Since 1.6 release Kubernetes officially supports 5000-node clusters. However, the question is what that actually means. As of early Q3 2017 we are in the process of defining set of performance-related SLIs (Service Level Indicators) and SLOs (Service Level Objectives).
However, no matter what SLIs and SLOs we have, there will always be some users coming and saying that their cluster is not meeting the SLOs. And in most cases it appears that the reason behind is that we (as developers) have silently assumed something (e.g. there will be no more than 10000 services in the cluster) and users were not aware of that.
This document is trying to explicitly summarize limits for the number of objects in the system that we are aware of and state if we will try to relax them in the future or not.
We start with explicit definition of quantities and thresholds we assume are satisfied in the cluster. This is followed by an explanation for some of those. Important notes about the numbers:
- In most cases, exceeding these thresholds doesn’t mean that the cluster fails over - it just means that its overall performance degrades.

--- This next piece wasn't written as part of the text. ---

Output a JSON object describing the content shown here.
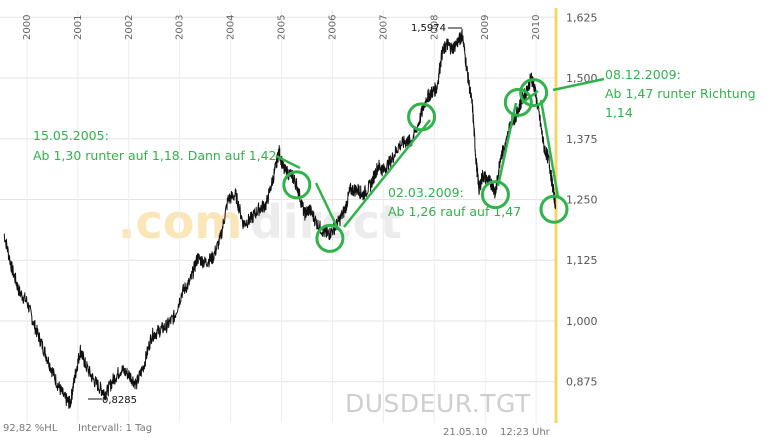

- Some thresholds below (e.g. total number of all objects, or total number of pods or namespaces) are given for the largest possible cluster. For smaller clusters, the limits are proportionally lower.

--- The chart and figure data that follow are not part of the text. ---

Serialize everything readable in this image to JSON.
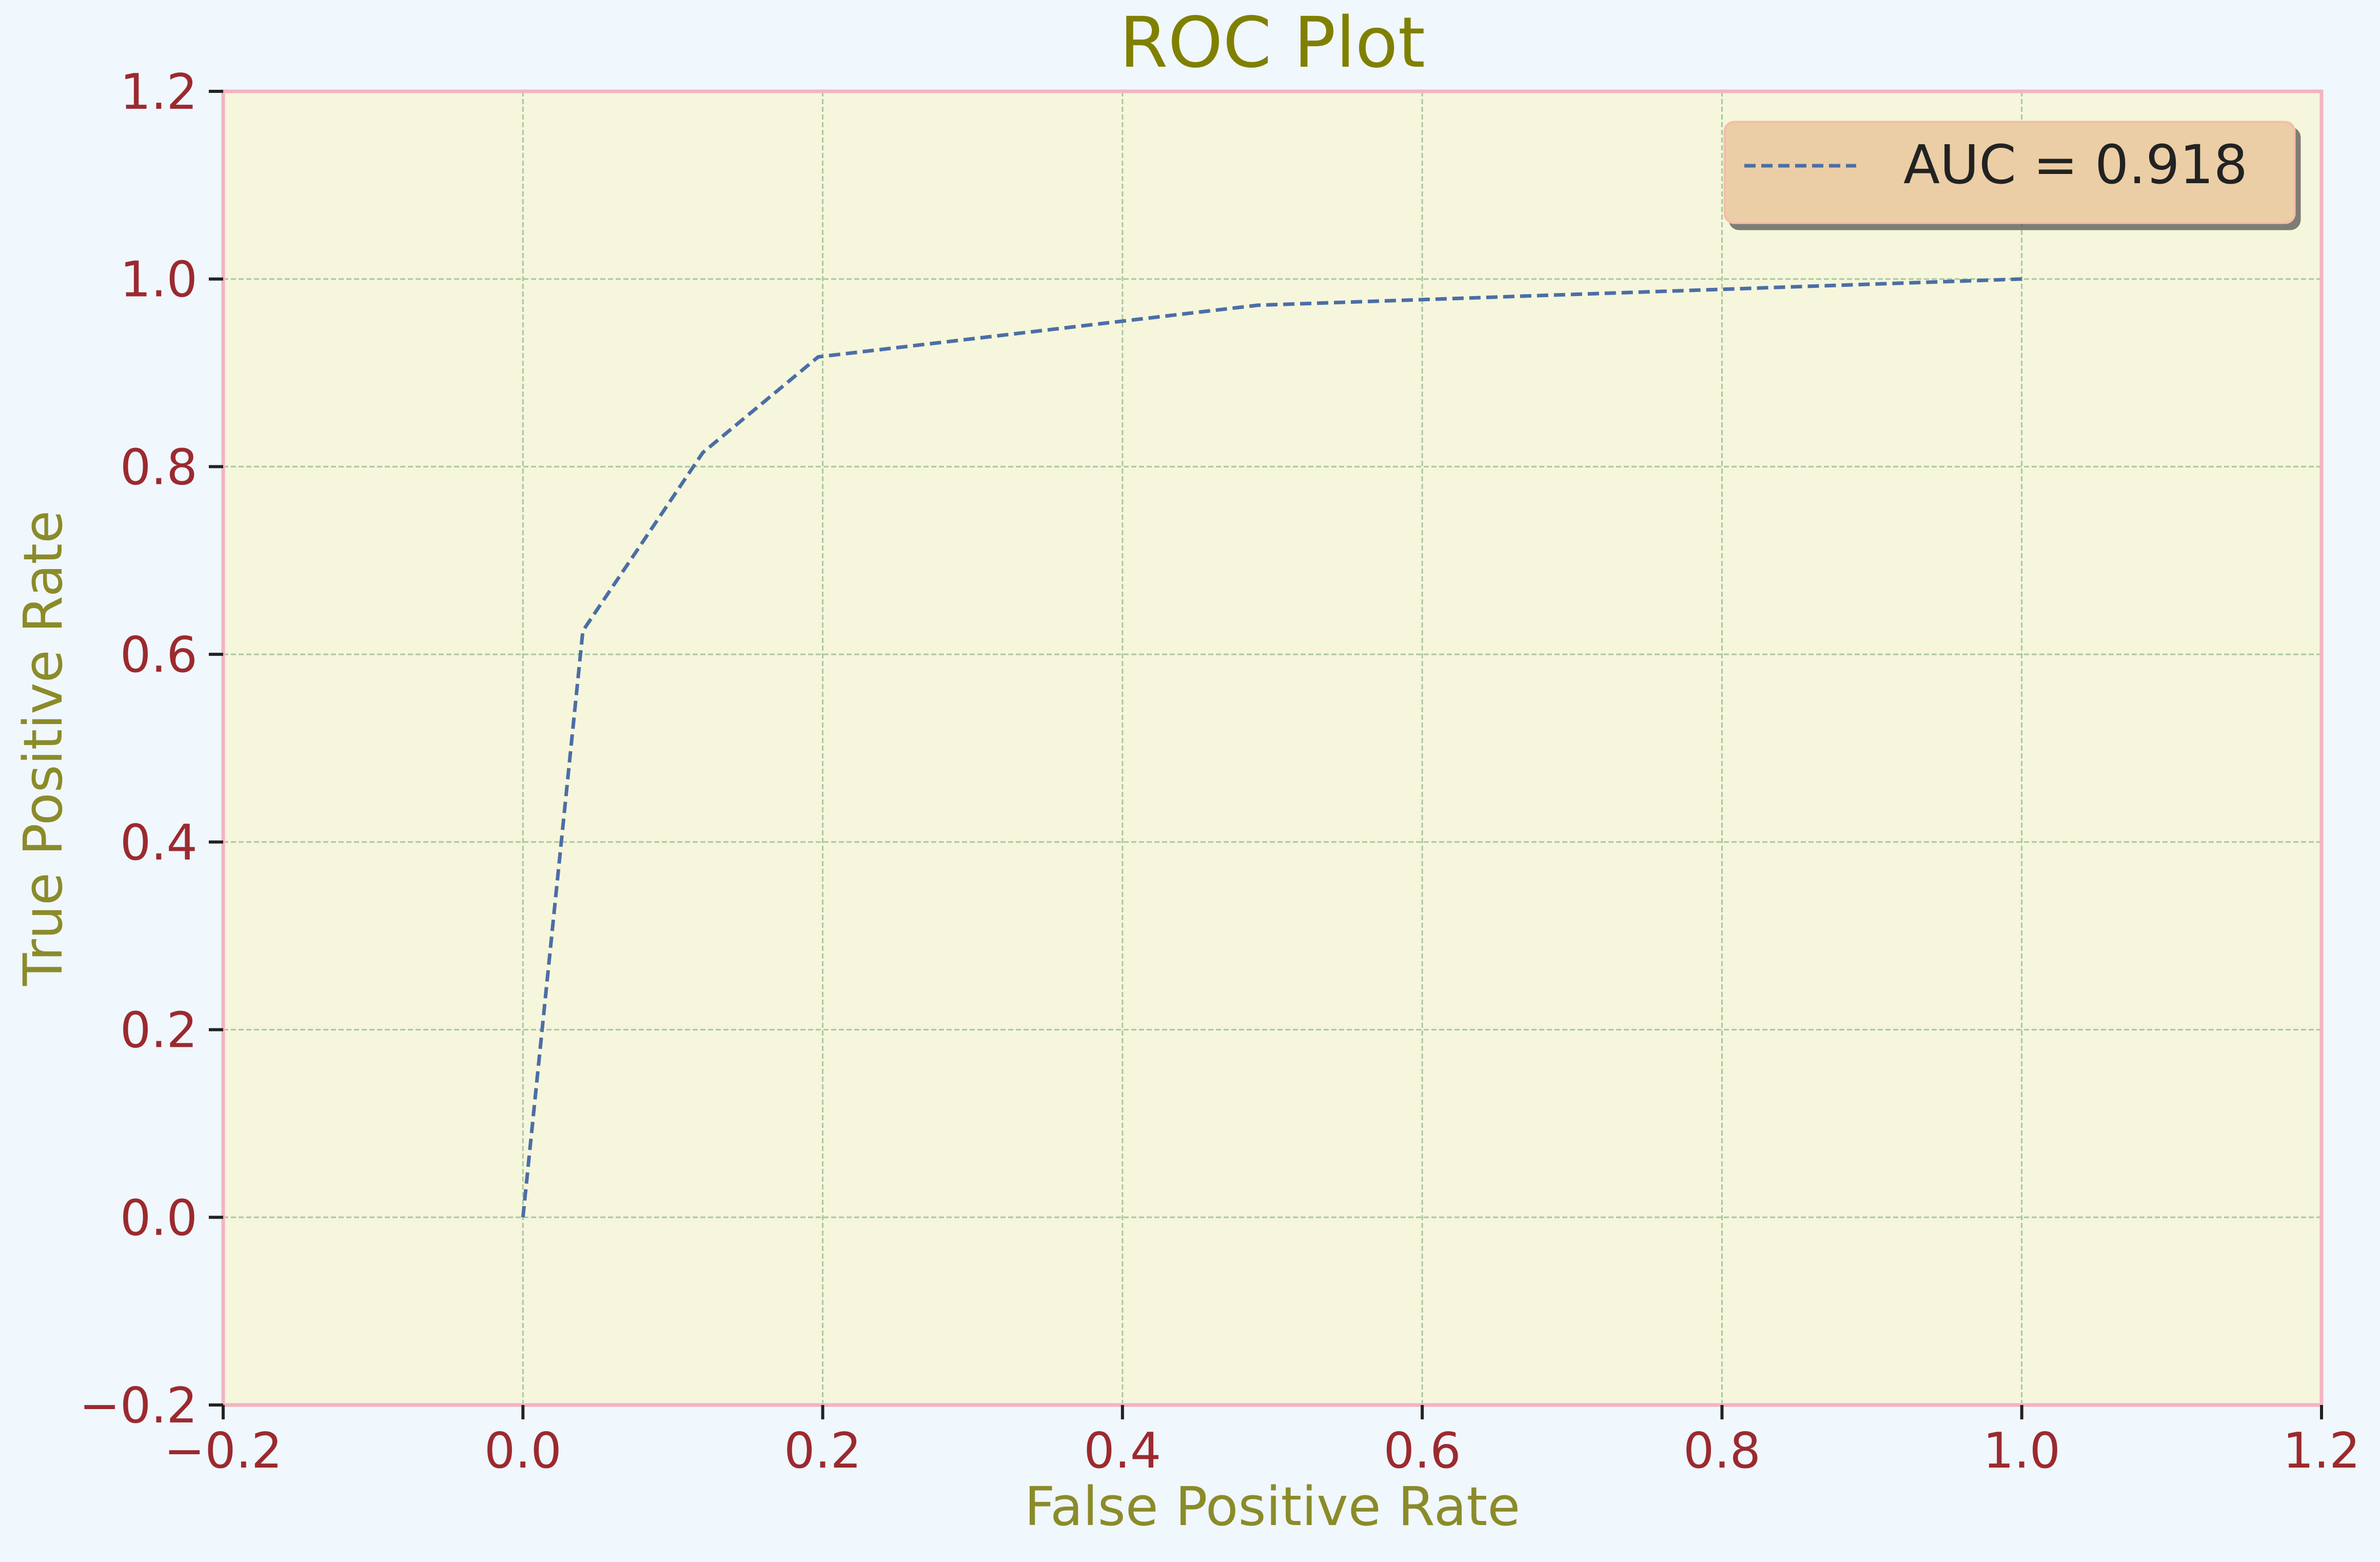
{
  "chart_data": {
    "type": "line",
    "title": "ROC Plot",
    "xlabel": "False Positive Rate",
    "ylabel": "True Positive Rate",
    "xlim": [
      -0.2,
      1.2
    ],
    "ylim": [
      -0.2,
      1.2
    ],
    "xticks": [
      -0.2,
      0.0,
      0.2,
      0.4,
      0.6,
      0.8,
      1.0,
      1.2
    ],
    "yticks": [
      -0.2,
      0.0,
      0.2,
      0.4,
      0.6,
      0.8,
      1.0,
      1.2
    ],
    "xtick_labels": [
      "−0.2",
      "0.0",
      "0.2",
      "0.4",
      "0.6",
      "0.8",
      "1.0",
      "1.2"
    ],
    "ytick_labels": [
      "−0.2",
      "0.0",
      "0.2",
      "0.4",
      "0.6",
      "0.8",
      "1.0",
      "1.2"
    ],
    "grid": true,
    "legend_position": "top-right",
    "series": [
      {
        "name": "AUC = 0.918",
        "line_style": "dashed",
        "color": "#4c6ea6",
        "x": [
          0.0,
          0.04,
          0.12,
          0.197,
          0.49,
          1.0
        ],
        "y": [
          0.0,
          0.625,
          0.815,
          0.917,
          0.972,
          1.0
        ]
      }
    ],
    "colors": {
      "background": "#f0f7fd",
      "plot_background": "#f5f6dc",
      "frame": "#f5b3c0",
      "grid": "#a8c8a0",
      "title": "#808000",
      "axis_label": "#8b8b2a",
      "tick_label": "#9b2a2f",
      "legend_background": "#ebcea6",
      "legend_border": "#f3c0a8",
      "legend_text": "#222222"
    }
  }
}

- The thresholds obviously differ between different Kubernetes releases (hopefully each of them is non-decreasing). The numbers we present are for the current release (Kubernetes 1.7 release).
- There are a lot of factors that influence the thresholds, e.g. etcd version or storage data format. For each of those we assume the default from the release to avoid providing numbers for huge number of combinations of those.
- The “Head threshold” is representing the status of Kubernetes head. This column should be snapshotted at every release to produce per-release thresholds (and dedicated column for each release should then be added).
Quantity | Head threshold | 1.8 release | Long term goal |
---|---|---|---|
Total number of all objects | 250000 | 1000000 | |
Number of nodes | 5000 | 5000 | |
Number of pods | 150000 | 500000 | |
Number of pods per node1 | 110 | 500 | |
Number of pods per core1 | 10 | 10 | |
Number of namespaces (ns) | 10000 | 100000 | |
Number of pods per ns | 15000 | 50000 | |
Number of services | 10000 | 100000 | |
Number of all services backends | TBD | 500000 | |
Number of backends per service | 5000 | 5000 | |
Number of deployments per ns | 20000 | 10000 | |
Number of pods per deployment | TBD | 10000 | |
Number of jobs per ns | TBD | 1000 | |
Number of daemon sets per ns | TBD | 100 | |
Number of stateful sets per ns | TBD | 100 | |
Number of secrets per ns | TBD | TBD | |
Number of secrets per pod | TBD | TBD | |
Number of config maps per ns | TBD | TBD | |
Number of config maps per pod | TBD | TBD | |
Number of storageclasses | TBD | TBD | |
Number of roles and rolebindings | TBD | TBD |
There are also thresholds for other types, but for those the numbers depend also on the environment (bare metal or which cloud provider) the cluster is running in. These include:
Quantity | Head threshold | 1.8 release | Long term goal |
---|---|---|---|
Number of ingresses | TBD | TBD | |
Number of PersistentVolumes | TBD | TBD | |
Number of PersistentVolumeClaims per ns | TBD | TBD | |
Number of PersistentVolumeClaims per node | TBD | TBD |
The rationale for some of those numbers:
- Total number of objects
There is a limitation on the total number of objects on the system, as this affects among others etcd and its resource consumption. - Number of nodes
We believe that having clusters with more than 5000 nodes is not the best option and users should consider splitting into multiple clusters. However, we may consider bumping the long term goal at some time in the future. - Number of services and endpoints
Each service port and each service backend has a corresponding entry in iptables. Number of backends of a given service impact the size of theEndpoints
objects, which impacts size of data that is being sent all over the system. - Number of objects of a given type per namespace
This holds for different objects (pods, secrets, deployments, ...). There are a number of control loops in the system that need to iterate over all objects in a given namespace as a reaction to some changes in state. Having large number of objects of a given type in a single namespace can make those loops expensive and slow down processing given state changes.
1 The limit for number of pods on a given node is in fact minimum from the “pod per node” and “pods per core times number of cores of a node”.